The podiatrist said that the person I needed to talk to was a neurologist, so I did that next. I'll never forget that day, because it's the first time I heard the letters ALS as a possible theory for what was going on with my body. The neurologist, a second-year resident with zero bedside manner, watched my arms for what he called fasciculations. My arms obliged, over and over, though it was the first time I had ever noticed the twitches. After that, I noticed nothing else. Cramps, twitching, muscle weakness and atrophy: turns out it's the recipe for ALS, especially obvious in someone my age because there's almost nothing else it could be. We traveled other avenues, did tests, and even a three-month series of intravenous treatments to rule out some other kind of neuropathy. But nothing worked, and in June, the doctors found that the disease had spread from my legs to my arms. This allowed them to classify me as an ALS patient, albeit one who only showed signs of lower motor neuron disease.

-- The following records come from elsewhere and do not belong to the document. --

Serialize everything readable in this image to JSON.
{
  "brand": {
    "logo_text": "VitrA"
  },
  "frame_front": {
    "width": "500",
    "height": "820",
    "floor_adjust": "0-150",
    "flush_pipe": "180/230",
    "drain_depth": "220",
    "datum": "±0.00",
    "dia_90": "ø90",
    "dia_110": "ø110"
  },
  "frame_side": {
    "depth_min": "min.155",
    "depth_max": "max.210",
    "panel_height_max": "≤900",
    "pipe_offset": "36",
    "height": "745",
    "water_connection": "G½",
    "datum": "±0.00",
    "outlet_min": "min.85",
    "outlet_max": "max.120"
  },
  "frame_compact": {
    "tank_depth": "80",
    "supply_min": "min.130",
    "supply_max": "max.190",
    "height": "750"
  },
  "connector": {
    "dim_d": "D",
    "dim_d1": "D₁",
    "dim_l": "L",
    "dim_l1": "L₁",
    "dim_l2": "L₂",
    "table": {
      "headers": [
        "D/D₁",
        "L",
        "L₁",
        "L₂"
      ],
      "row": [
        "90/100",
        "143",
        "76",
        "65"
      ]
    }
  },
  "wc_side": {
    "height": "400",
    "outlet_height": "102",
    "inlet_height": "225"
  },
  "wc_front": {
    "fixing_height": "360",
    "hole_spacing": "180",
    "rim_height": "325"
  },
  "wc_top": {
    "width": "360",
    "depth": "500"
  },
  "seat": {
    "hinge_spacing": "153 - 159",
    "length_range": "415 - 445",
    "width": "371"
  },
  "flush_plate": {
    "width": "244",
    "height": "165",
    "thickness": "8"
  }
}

At this point, nearly 4 months after that diagnosis, I can feel nothing unusual in my hands or arms. My disease is isolated for now to my legs and feet. It's getting worse there. Though I used to walk all over the city with Scarlett, I can now make it no more than a few blocks before my legs begin to quiver and my feet just won't lift anymore. At these times, I literally feel like I could be blown over by a strong gust of wind. What does this all mean for life with a rambunctious two-year-old? It's been tough. There are times when she doesn't want to leave the park or her preschool, and I know that any other parent would just be able to pick her up (not fun, but at least possible) and wrestle her to the car. I don't have that option, and so I find myself appealing to her in a rather unattractive way to please just help me out and walk to the car. It usually doesn't work. What does work is telling her that she can have a treat, so yeah. I never really wanted to be the parent who bribes her kid. But I never wanted to be a mom with a disability either. Compromises.

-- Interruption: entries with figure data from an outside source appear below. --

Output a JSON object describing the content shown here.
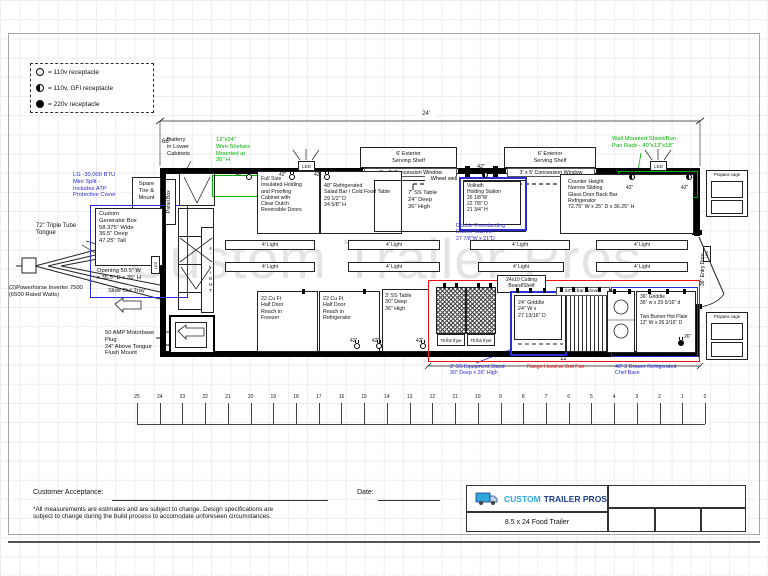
{
  "legend": {
    "items": [
      {
        "type": "open",
        "label": "= 110v receptacle"
      },
      {
        "type": "gfi",
        "label": "= 110v, GFI receptacle"
      },
      {
        "type": "full",
        "label": "= 220v receptacle"
      }
    ]
  },
  "dims": {
    "length": "24'",
    "front": "66\"",
    "hood": "12'"
  },
  "recep": {
    "r42": "42\"",
    "r26": "26\""
  },
  "exterior": {
    "battery": "Battery\nin Lower\nCabinets",
    "wire_shelves": "12\"x24\"\nWire Shelves\nMounted at\n36\" H",
    "serving_shelf": "6' Exterior\nServing Shelf",
    "concession_window": "3' x 5' Concession Window",
    "pan_rack": "Wall Mounted Sheet/Bun\nPan Rack - 40\"x13\"x18\"",
    "led": "LED",
    "propane": "Propane cage",
    "entry_door": "36\" Entry Door",
    "mini_split": "LG -30,000 BTU\nMini Split -\nIncludes ATP\nProtective Cover",
    "spare_tire": "Spare\nTire &\nMount",
    "tongue": "72\" Triple Tube\nTongue",
    "inverter": "(2)Powerhorse Inverter 7500\n(6500 Rated Watts)",
    "motorbase": "50 AMP Motorbase Plug\n24\" Above Tongue\nFlush Mount"
  },
  "generator": {
    "title": "Custom\nGenerator Box\n58.375\" Wide\n36.5\" Deep\n47.25\" Tall",
    "opening": "Opening 50.5\" W\nx 35.5\" D x 35\" H",
    "slide": "Slide Out Tray"
  },
  "interior": {
    "panel_box": "Panel Box",
    "light": "4' Light",
    "light_vert": "4' LIGHT",
    "wheel_well": "Wheel well",
    "holding_cabinet": "Full Size\nInsulated Holding\nand Proofing\nCabinet with\nClear Dutch\nReversible Doors",
    "salad_bar": "48\" Refrigerated\nSalad Bar / Cold Food Table\n29 1/2\" D\n34 5/8\" H",
    "ss_table_7": "7' SS Table\n24\" Deep\n36\" High",
    "holding_station": "Vollrath\nHolding Station\n26 1/8\"W\n22 7/8\" D\n21 3/4\" H",
    "drawer_warmer": "Double Freestanding\nDrawer Warmer\n27 7/8\"W x 21\"D",
    "back_bar": "Counter Height\nNarrow Sliding\nGlass Door Back Bar\nRefrigerator\n72.75\" W x 25\" D x 36.25\" H",
    "freezer": "22 Cu Ft\nHalf Door\nReach in\nFreezer",
    "refrigerator": "22 Cu Ft\nHalf Door\nReach in\nRefrigerator",
    "ss_table_3": "3' SS Table\n30\" Deep\n36\" High",
    "fryer": "70 lbs fryer",
    "cutting_board": "24x10 Cutting\nBoard/Shelf",
    "griddle_24": "24\" Griddle\n24\" W x\n27 13/16\" D",
    "charbroiler": "24\" Char. w/oven",
    "griddle_36": "36\" Griddle\n36\" w x 29 5/16\" d",
    "hot_plate": "Two Burner Hot Plate\n12\" W x 26 3/16\" D",
    "equipment_stand": "2' SS Equipment Stand\n30\" Deep x 26\" High",
    "range_hood": "Range Hood w/ 2nd Fan",
    "chef_base": "48\" 2 Drawer Refrigerated\nChef Base"
  },
  "ruler": {
    "marks": [
      "25",
      "24",
      "23",
      "22",
      "21",
      "20",
      "19",
      "18",
      "17",
      "16",
      "15",
      "14",
      "13",
      "12",
      "11",
      "10",
      "9",
      "8",
      "7",
      "6",
      "5",
      "4",
      "3",
      "2",
      "1",
      "0"
    ]
  },
  "footer": {
    "customer": "Customer Acceptance:",
    "date": "Date:",
    "disclaimer": "*All measurements are estimates and are subject to change. Design specifications are\nsubject to change during the build process to accomodate unforeseen circumstances.",
    "brand_1": "CUSTOM",
    "brand_2": "TRAILER PROS",
    "product": "8.5 x 24 Food Trailer"
  },
  "watermark": "Custom Trailer Pros",
  "colors": {
    "annotation_blue": "#2b2bd6",
    "annotation_green": "#00b400",
    "annotation_red": "#ee1111",
    "logo_light_blue": "#2fa8dc",
    "logo_dark_blue": "#1d3d8f"
  }
}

I have spent some time feeling sorry for myself, and more time feeling angry. I don't like that this disease is taking things from me, that it will take more before it's through, and that there's nothing I can do but "hang in there" as the doctor who eventually diagnosed me said. But I have come to realize that I'm lucky. I'm lucky that my brand of ALS is moving slowly, that I can still walk at all, that I can take Scarlett to music class and dance with her, that I can cook dinner for my family and spend an amazing Fall day at a pumpkin patch (pics to come.) I'm lucky that I have my incredible daughter, my patient, solid husband, my family and my friends. When all else fails, I think: what if it was Scarlett who had the disease and all I could do was watch? That usually shuts me right up.

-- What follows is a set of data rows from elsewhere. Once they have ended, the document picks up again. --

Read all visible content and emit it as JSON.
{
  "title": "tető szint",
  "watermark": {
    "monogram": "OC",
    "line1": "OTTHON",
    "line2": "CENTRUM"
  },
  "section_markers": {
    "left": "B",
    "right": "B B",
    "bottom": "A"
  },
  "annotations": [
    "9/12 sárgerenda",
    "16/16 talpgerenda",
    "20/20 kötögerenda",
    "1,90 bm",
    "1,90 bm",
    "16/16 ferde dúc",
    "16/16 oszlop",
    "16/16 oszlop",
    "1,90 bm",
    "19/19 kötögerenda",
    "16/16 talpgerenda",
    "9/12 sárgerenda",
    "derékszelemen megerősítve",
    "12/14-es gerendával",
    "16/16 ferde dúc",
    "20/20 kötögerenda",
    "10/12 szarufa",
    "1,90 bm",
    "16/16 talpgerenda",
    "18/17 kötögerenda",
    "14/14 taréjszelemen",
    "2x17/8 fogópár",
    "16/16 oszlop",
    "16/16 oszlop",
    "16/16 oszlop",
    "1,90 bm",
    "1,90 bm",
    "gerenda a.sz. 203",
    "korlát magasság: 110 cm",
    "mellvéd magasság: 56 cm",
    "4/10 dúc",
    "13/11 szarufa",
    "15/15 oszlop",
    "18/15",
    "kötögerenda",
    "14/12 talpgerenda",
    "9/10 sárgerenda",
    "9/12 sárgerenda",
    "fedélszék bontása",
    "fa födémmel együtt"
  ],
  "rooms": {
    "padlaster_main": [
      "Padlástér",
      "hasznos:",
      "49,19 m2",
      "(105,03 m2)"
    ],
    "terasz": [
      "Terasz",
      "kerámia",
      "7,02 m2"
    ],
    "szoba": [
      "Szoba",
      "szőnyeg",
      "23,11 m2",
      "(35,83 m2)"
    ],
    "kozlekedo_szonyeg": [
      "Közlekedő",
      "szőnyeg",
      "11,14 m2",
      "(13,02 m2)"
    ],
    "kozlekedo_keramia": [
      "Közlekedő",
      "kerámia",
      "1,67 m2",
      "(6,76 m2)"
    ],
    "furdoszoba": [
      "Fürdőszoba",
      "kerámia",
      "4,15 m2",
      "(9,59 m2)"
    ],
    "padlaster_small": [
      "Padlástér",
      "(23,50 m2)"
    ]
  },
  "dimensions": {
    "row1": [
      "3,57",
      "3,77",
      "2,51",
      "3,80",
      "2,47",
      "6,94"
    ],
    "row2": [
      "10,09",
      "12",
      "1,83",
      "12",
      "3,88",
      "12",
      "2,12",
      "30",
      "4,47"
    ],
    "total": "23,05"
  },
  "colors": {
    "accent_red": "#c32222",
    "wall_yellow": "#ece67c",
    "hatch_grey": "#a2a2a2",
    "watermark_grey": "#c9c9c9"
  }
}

This year, as tough as it has been with the waiting, the declines in health, and the ultimate news of my diagnosis, has afforded me time to get used to the idea that my life is not going to be the life I had planned for. And although I can't always reside in a state of calm and acceptance, I am working towards it. I will probably write about this more, maybe even start a new blog about it if there is enough to say.
I'm still hopeful, by the way. People overcome diseases all the time. Cures get discovered. I'm hanging in there. Still loving so many things about my life. Still thanking you for reading this.